Ricerche recenti mettono in dubbio l’efficacia del digiuno intermittente (IF) come strategia per perdere peso. Una revisione completa di 22 studi, che hanno coinvolto quasi 2.000 adulti, non ha rilevato nessuna differenza significativa nella perdita di peso tra coloro che seguivano regimi IF e coloro che ricevevano consigli dietetici standard o nessun programma strutturato. Questa scoperta è in linea con un numero crescente di prove che mettono in discussione l’hype che circonda il consumo di cibo a tempo limitato.
Gli studi parlano da soli
L’analisi, pubblicata nel Cochrane Database of Systematic Reviews, ha esaminato vari metodi IF, incluso il popolare approccio 16:8 (16 ore di digiuno, 8 ore di alimentazione). I partecipanti sono stati monitorati per un massimo di un anno, ma i risultati hanno mostrato costantemente vantaggi trascurabili in termini di perdita di peso per coloro che praticavano l’IF.
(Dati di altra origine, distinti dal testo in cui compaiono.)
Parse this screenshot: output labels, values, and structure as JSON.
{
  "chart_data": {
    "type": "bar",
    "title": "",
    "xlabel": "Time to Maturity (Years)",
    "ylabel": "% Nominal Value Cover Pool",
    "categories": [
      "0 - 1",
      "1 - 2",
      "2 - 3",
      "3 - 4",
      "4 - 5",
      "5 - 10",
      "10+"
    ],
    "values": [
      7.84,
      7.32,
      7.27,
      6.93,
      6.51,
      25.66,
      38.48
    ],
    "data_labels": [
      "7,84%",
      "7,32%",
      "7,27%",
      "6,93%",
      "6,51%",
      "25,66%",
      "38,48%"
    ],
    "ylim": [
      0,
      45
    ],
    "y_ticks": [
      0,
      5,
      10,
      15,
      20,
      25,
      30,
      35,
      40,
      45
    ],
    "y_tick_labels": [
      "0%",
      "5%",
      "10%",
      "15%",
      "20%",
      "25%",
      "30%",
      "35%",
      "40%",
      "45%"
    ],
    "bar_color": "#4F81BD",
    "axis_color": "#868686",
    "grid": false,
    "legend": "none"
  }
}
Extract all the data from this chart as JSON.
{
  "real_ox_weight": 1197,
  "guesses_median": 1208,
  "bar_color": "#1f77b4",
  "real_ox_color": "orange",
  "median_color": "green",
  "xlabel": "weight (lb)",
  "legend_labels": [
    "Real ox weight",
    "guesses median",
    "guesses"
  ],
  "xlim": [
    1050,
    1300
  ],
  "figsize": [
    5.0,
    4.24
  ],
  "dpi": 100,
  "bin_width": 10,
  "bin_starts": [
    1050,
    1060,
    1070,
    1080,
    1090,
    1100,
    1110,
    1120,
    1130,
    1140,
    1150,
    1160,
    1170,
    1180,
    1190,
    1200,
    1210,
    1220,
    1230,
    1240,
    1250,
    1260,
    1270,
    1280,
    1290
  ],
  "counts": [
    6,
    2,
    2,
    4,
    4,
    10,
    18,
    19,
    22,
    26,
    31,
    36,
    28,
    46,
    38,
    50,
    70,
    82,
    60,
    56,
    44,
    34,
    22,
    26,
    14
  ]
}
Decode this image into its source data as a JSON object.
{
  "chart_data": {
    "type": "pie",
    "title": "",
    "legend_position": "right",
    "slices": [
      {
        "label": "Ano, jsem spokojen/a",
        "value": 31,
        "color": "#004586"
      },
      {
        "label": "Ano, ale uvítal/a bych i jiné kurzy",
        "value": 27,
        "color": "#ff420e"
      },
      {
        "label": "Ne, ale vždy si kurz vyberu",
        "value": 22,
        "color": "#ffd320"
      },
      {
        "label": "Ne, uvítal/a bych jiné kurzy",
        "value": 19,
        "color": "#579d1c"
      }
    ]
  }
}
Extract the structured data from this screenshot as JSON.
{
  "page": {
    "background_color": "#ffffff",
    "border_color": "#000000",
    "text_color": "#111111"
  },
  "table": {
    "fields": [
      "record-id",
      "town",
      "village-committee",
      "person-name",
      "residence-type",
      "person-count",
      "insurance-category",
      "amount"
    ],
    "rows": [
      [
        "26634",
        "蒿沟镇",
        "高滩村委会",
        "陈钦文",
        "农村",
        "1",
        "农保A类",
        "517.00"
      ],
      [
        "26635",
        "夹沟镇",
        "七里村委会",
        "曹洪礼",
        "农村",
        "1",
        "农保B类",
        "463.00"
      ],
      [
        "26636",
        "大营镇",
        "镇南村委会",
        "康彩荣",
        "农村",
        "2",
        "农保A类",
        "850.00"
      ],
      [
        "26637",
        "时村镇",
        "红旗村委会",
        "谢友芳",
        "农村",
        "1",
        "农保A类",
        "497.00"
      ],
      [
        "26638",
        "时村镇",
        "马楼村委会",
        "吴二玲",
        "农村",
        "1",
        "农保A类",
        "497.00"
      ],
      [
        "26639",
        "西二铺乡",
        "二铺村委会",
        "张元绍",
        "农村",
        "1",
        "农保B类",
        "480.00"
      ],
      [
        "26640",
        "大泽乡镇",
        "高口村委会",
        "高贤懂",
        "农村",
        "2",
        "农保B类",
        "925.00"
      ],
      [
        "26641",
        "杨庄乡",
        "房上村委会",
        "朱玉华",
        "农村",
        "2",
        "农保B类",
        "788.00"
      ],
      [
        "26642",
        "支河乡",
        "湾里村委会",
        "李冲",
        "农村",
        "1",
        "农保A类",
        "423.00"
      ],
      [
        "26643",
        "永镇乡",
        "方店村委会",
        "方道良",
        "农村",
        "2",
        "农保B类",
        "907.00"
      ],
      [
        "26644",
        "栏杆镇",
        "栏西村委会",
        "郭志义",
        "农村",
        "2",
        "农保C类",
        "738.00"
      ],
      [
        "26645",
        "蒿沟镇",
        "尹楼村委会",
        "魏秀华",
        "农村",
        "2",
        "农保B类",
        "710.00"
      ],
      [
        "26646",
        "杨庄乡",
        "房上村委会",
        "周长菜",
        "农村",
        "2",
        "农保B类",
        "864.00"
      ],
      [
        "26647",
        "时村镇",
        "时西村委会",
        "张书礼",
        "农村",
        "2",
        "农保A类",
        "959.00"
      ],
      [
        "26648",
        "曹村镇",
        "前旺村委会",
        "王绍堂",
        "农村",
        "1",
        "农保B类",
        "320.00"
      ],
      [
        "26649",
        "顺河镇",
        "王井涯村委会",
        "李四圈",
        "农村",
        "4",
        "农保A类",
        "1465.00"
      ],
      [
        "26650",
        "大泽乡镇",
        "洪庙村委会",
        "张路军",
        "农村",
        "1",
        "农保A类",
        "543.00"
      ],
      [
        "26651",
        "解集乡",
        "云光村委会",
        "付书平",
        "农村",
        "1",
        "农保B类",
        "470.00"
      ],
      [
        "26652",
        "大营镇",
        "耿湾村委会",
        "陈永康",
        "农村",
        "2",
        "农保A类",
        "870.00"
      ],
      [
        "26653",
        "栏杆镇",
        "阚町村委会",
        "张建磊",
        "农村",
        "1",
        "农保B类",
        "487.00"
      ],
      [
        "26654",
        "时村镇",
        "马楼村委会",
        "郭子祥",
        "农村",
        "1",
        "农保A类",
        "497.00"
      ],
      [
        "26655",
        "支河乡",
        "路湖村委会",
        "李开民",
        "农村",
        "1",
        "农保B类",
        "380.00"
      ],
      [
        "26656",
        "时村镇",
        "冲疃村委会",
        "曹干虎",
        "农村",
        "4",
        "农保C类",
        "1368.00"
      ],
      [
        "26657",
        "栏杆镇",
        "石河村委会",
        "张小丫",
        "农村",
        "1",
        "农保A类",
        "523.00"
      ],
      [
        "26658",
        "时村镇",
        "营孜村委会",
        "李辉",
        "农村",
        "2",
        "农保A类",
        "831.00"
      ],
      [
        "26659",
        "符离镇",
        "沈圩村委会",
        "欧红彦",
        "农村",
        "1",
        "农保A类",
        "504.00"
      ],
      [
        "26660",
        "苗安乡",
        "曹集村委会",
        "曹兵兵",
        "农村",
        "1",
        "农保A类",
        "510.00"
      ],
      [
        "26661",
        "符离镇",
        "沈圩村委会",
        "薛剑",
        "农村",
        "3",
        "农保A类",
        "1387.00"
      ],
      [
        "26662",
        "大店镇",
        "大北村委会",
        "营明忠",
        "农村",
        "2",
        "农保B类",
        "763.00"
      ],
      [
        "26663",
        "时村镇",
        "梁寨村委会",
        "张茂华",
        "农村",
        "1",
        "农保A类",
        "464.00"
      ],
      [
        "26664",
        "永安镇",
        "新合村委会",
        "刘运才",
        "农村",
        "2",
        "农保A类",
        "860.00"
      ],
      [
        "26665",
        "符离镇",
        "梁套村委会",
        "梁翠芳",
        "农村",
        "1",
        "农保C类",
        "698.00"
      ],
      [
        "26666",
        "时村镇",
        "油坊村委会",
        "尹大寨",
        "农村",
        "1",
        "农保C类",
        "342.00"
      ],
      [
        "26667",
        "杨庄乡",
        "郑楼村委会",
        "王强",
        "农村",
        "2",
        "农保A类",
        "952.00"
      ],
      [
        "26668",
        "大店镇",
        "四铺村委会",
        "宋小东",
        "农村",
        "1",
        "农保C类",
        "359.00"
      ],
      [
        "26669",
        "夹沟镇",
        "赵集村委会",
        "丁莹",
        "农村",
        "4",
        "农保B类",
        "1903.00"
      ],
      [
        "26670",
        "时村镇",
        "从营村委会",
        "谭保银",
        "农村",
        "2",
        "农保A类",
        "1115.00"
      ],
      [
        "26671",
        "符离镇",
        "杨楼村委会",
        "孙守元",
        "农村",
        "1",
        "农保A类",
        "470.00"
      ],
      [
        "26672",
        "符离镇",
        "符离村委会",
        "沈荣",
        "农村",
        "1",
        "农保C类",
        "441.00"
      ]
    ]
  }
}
Studi precedenti hanno raggiunto conclusioni simili. Uno studio del 2023 pubblicato sul Journal of the American Heart Association non ha trovato alcuna correlazione tra l’IF e la perdita di peso, mentre una revisione del 2024 pubblicata su The BMJ ha confermato che l’IF non è più efficace della tradizionale restrizione calorica. Questi risultati suggeriscono che i benefici percepiti da IF potrebbero essere sopravvalutati.
Perché il digiuno intermittente fa fatica
Gli esperti suggeriscono che la rigidità dell’IF è il principale ostacolo al successo. Caroline Fox, dietista clinica bariatrica, sottolinea che i tempi rigorosi dei pasti spesso si scontrano con i segnali naturali della fame, rendendo difficile l’aderenza. Se gli individui mangiano troppo durante la finestra alimentare o consumano calorie in eccesso durante la notte, l’efficacia dell’IF diminuisce rapidamente.
Diane Rigassio Radler, coautrice dell’ultimo studio, osserva che la natura inflessibile dell’IF può sconvolgere le abitudini alimentari sociali, riducendo ulteriormente la compliance. Questo è il motivo per cui non è realistico per la maggior parte delle persone sostenerlo.
Cosa funziona per una perdita di peso sostenibile
La ricerca evidenzia una verità fondamentale: la perdita di peso non riguarda quando mangi, ma cosa mangi e quanto.
Gli esperti raccomandano un approccio centrato sul paziente, adattando i piani dietetici agli stili di vita e alle preferenze individuali. Il monitoraggio delle calorie, combinato con un maggiore apporto di proteine e fibre, rimane una strategia collaudata. Registrare il consumo di cibo, in un diario o in un’app, aiuta a creare consapevolezza e facilita aggiustamenti informati.
In definitiva, la perdita di peso sostenibile dipende dalla realizzazione di cambiamenti realistici e a lungo termine piuttosto che dal fare affidamento su tendenze restrittive. Se hai difficoltà, consultare un operatore sanitario per una guida personalizzata è il passo più efficace.
Le prove più recenti suggeriscono che il digiuno intermittente non è una bacchetta magica per perdere peso. Una dieta di successo è una questione di coerenza, non di tempistiche rigide.